If you post on here, don’t confuse your betting acumen and intellect level with that of those who habitually use betting shops.  Most of them bet for whatever ‘buzz’ it offers.  They will take a lot less converting than you or I would to spend their cash on betting opportunities other than horse racing.

Those betting horses online are, generally, considerably more astute than High St punters.  But the really smart ones are being steadily squeezed out of horse race betting by software and traders who don’t want their business.

Those who  remain betting horses online are losing money.  But that money, in most cases, is staying with the bookmakers because the majority are based offshore. I’m no defender of bookmakers, but if I were running their business (or any other), I’d be doing it, as most of them are, in the most profitable way possible.

Bookmakers have a very effective pincer movement working on racing: they have total control online and on the High St, they are steadily moving the easily-swayed punter away from betting on their most expensive product – horse racing.

For bookmakers to start promoting and selling horse racing enthusiastically, it needs to be worth their while to do so.  All racing has managed to offer them so far are hugely expensive management consultancy analysis based on Brian and Ben,  a few free entry days, bigger number cloths and a multi-million pound disaster of an idea to ‘premierise the product’.

All bookmakers want is an affordable, profitable product.  The BHA (or some competent commercial body capable of taking frequent reality checks) needs to gain full control of the fixture list and all corresponding rights and make sure they sell them at rate that keeps betting shops open rather than closing them.  A rate that makes their distributors want to recruit horse-racing punters, not deter them.

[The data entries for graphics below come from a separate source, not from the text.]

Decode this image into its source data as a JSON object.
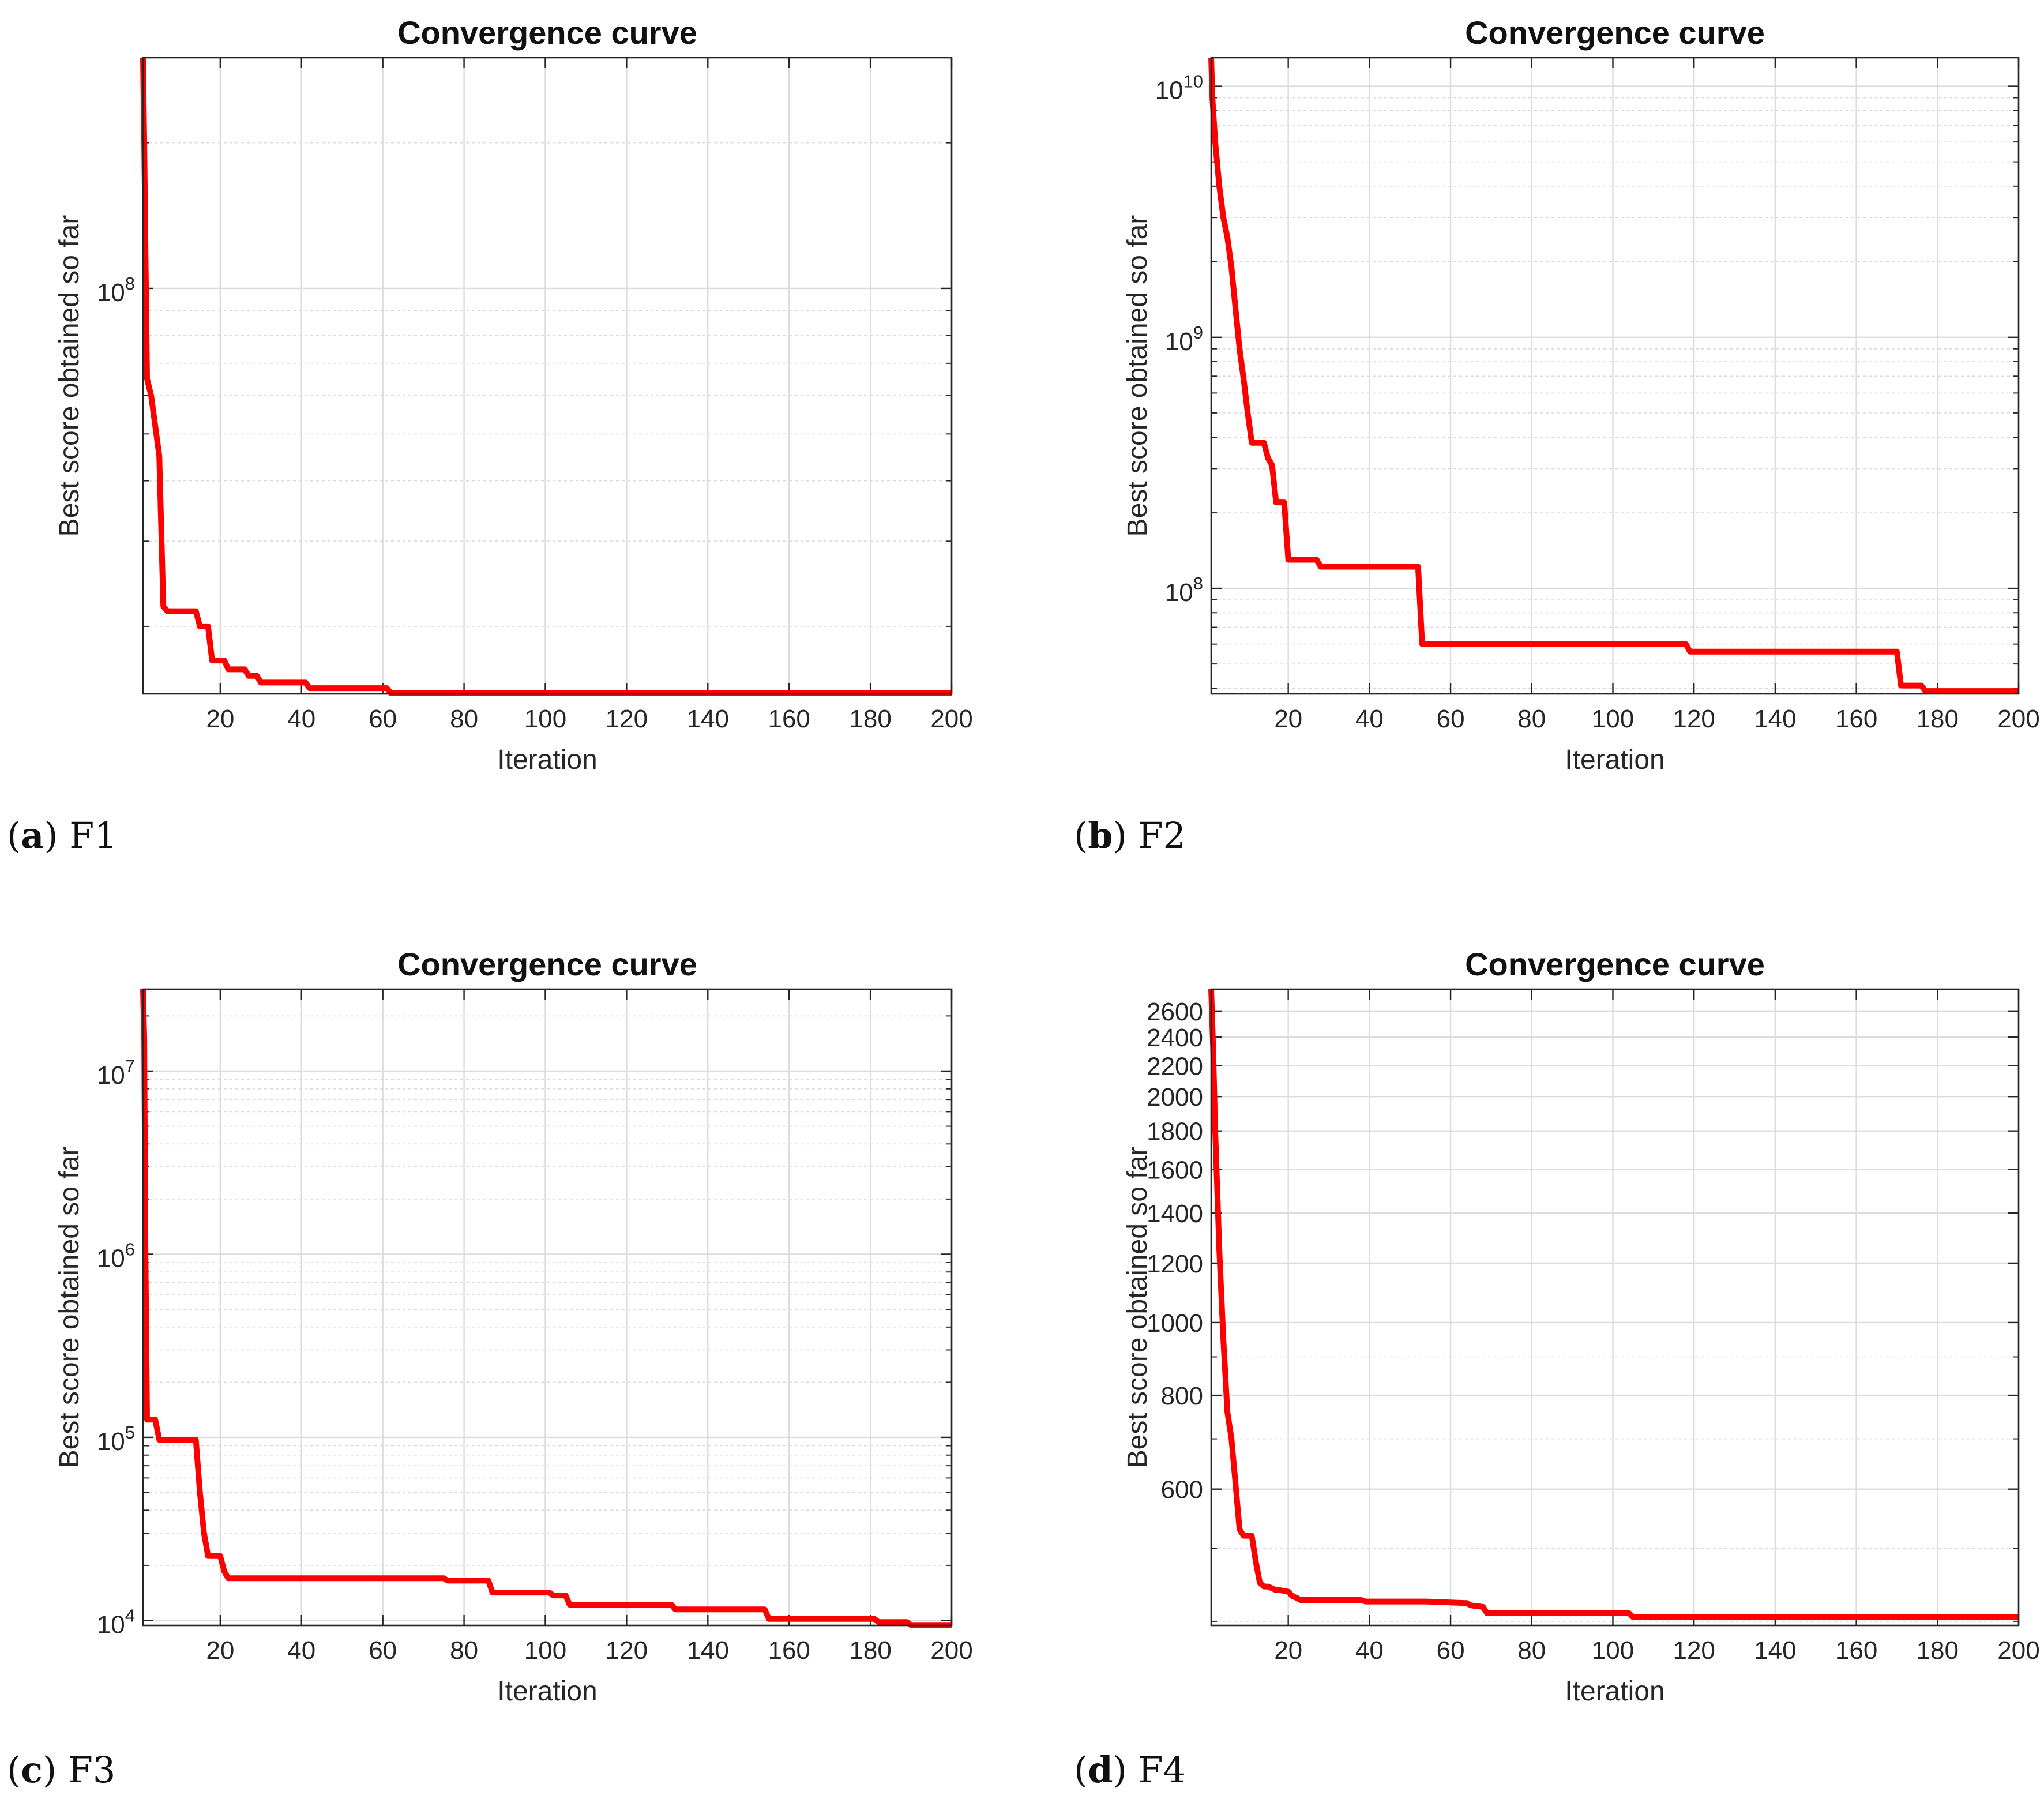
{
  "chart_data": [
    {
      "type": "line",
      "panel_label": "a",
      "caption": "F1",
      "title": "Convergence curve",
      "xlabel": "Iteration",
      "ylabel": "Best score obtained so far",
      "yscale": "log",
      "xlim": [
        1,
        200
      ],
      "ylim": [
        14500000,
        300000000
      ],
      "xticks": [
        20,
        40,
        60,
        80,
        100,
        120,
        140,
        160,
        180,
        200
      ],
      "yticks": [
        {
          "value": 100000000,
          "label": "10",
          "exp": "8"
        }
      ],
      "grid": true,
      "line_color": "#ff0000",
      "series": [
        {
          "name": "Best score",
          "x": [
            1,
            1.3,
            1.6,
            2,
            3,
            4,
            5,
            6,
            7,
            14,
            15,
            17,
            18,
            21,
            22,
            26,
            27,
            29,
            30,
            41,
            42,
            61,
            62,
            200
          ],
          "y": [
            300000000,
            200000000,
            120000000,
            65000000,
            60000000,
            52000000,
            45000000,
            22000000,
            21500000,
            21500000,
            20000000,
            20000000,
            17000000,
            17000000,
            16300000,
            16300000,
            15800000,
            15800000,
            15300000,
            15300000,
            14900000,
            14900000,
            14550000,
            14550000
          ]
        }
      ]
    },
    {
      "type": "line",
      "panel_label": "b",
      "caption": "F2",
      "title": "Convergence curve",
      "xlabel": "Iteration",
      "ylabel": "Best score obtained so far",
      "yscale": "log",
      "xlim": [
        1,
        200
      ],
      "ylim": [
        38000000,
        13000000000
      ],
      "xticks": [
        20,
        40,
        60,
        80,
        100,
        120,
        140,
        160,
        180,
        200
      ],
      "yticks": [
        {
          "value": 100000000,
          "label": "10",
          "exp": "8"
        },
        {
          "value": 1000000000,
          "label": "10",
          "exp": "9"
        },
        {
          "value": 10000000000,
          "label": "10",
          "exp": "10"
        }
      ],
      "grid": true,
      "line_color": "#ff0000",
      "series": [
        {
          "name": "Best score",
          "x": [
            1,
            1.3,
            2,
            3,
            4,
            5,
            6,
            7,
            8,
            9,
            10,
            11,
            12,
            14,
            15,
            16,
            17,
            19,
            20,
            27,
            28,
            52,
            53,
            118,
            119,
            170,
            171,
            176,
            177,
            200
          ],
          "y": [
            13000000000,
            9000000000,
            6000000000,
            4000000000,
            3000000000,
            2500000000,
            1900000000,
            1300000000,
            900000000,
            680000000,
            500000000,
            380000000,
            380000000,
            380000000,
            330000000,
            310000000,
            220000000,
            220000000,
            130000000,
            130000000,
            122000000,
            122000000,
            60000000,
            60000000,
            56000000,
            56000000,
            41000000,
            41000000,
            39000000,
            39000000
          ]
        }
      ]
    },
    {
      "type": "line",
      "panel_label": "c",
      "caption": "F3",
      "title": "Convergence curve",
      "xlabel": "Iteration",
      "ylabel": "Best score obtained so far",
      "yscale": "log",
      "xlim": [
        1,
        200
      ],
      "ylim": [
        9400,
        28000000
      ],
      "xticks": [
        20,
        40,
        60,
        80,
        100,
        120,
        140,
        160,
        180,
        200
      ],
      "yticks": [
        {
          "value": 10000,
          "label": "10",
          "exp": "4"
        },
        {
          "value": 100000,
          "label": "10",
          "exp": "5"
        },
        {
          "value": 1000000,
          "label": "10",
          "exp": "6"
        },
        {
          "value": 10000000,
          "label": "10",
          "exp": "7"
        }
      ],
      "grid": true,
      "line_color": "#ff0000",
      "series": [
        {
          "name": "Best score",
          "x": [
            1,
            1.3,
            1.6,
            2,
            4,
            5,
            14,
            15,
            16,
            17,
            20,
            21,
            22,
            75,
            76,
            86,
            87,
            101,
            102,
            105,
            106,
            131,
            132,
            154,
            155,
            181,
            182,
            189,
            190,
            200
          ],
          "y": [
            28000000,
            15000000,
            1000000,
            125000,
            125000,
            97000,
            97000,
            50000,
            30000,
            22500,
            22500,
            18500,
            17000,
            17000,
            16500,
            16500,
            14200,
            14200,
            13700,
            13700,
            12200,
            12200,
            11500,
            11500,
            10200,
            10200,
            9800,
            9800,
            9450,
            9450
          ]
        }
      ]
    },
    {
      "type": "line",
      "panel_label": "d",
      "caption": "F4",
      "title": "Convergence curve",
      "xlabel": "Iteration",
      "ylabel": "Best score obtained so far",
      "yscale": "log",
      "xlim": [
        1,
        200
      ],
      "ylim": [
        395,
        2780
      ],
      "xticks": [
        20,
        40,
        60,
        80,
        100,
        120,
        140,
        160,
        180,
        200
      ],
      "yticks": [
        {
          "value": 600,
          "label": "600"
        },
        {
          "value": 800,
          "label": "800"
        },
        {
          "value": 1000,
          "label": "1000"
        },
        {
          "value": 1200,
          "label": "1200"
        },
        {
          "value": 1400,
          "label": "1400"
        },
        {
          "value": 1600,
          "label": "1600"
        },
        {
          "value": 1800,
          "label": "1800"
        },
        {
          "value": 2000,
          "label": "2000"
        },
        {
          "value": 2200,
          "label": "2200"
        },
        {
          "value": 2400,
          "label": "2400"
        },
        {
          "value": 2600,
          "label": "2600"
        }
      ],
      "grid": true,
      "line_color": "#ff0000",
      "series": [
        {
          "name": "Best score",
          "x": [
            1,
            1.5,
            2,
            3,
            4,
            5,
            6,
            7,
            8,
            9,
            11,
            12,
            13,
            14,
            15,
            17,
            18,
            20,
            21,
            22,
            23,
            24,
            38,
            39,
            53,
            54,
            64,
            65,
            68,
            69,
            104,
            105,
            200
          ],
          "y": [
            2780,
            2300,
            1800,
            1250,
            950,
            760,
            700,
            610,
            530,
            520,
            520,
            480,
            450,
            445,
            445,
            440,
            440,
            438,
            432,
            430,
            427,
            427,
            427,
            425,
            425,
            425,
            423,
            420,
            418,
            410,
            410,
            405,
            405
          ]
        }
      ]
    }
  ]
}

But what do we get today from those in charge?  More bluster, grandstanding and empty threats.  Racing survived foot and mouth, whether it will survive foot in mouth is another matter.
By:
Stake & Chips
When: 30 Oct 10 08:29
But what do we get today from those in charge?  More bluster, grandstanding and empty threats.  Racing survived foot and mouth, whether it will survive foot in mouth is another matter.

Very good [:D]
By:
Ravage Again
When: 30 Oct 10 08:59
this plan would of worked, but hes just 10-15 too late LOL, bookmakers do not need horse racing or greyhounds racing anymore, game over afraid, shut the stable door horse bolted and just fight it out for the crumbs

if he could get them 4 arcade machines removed from each bookies, he would have a chance!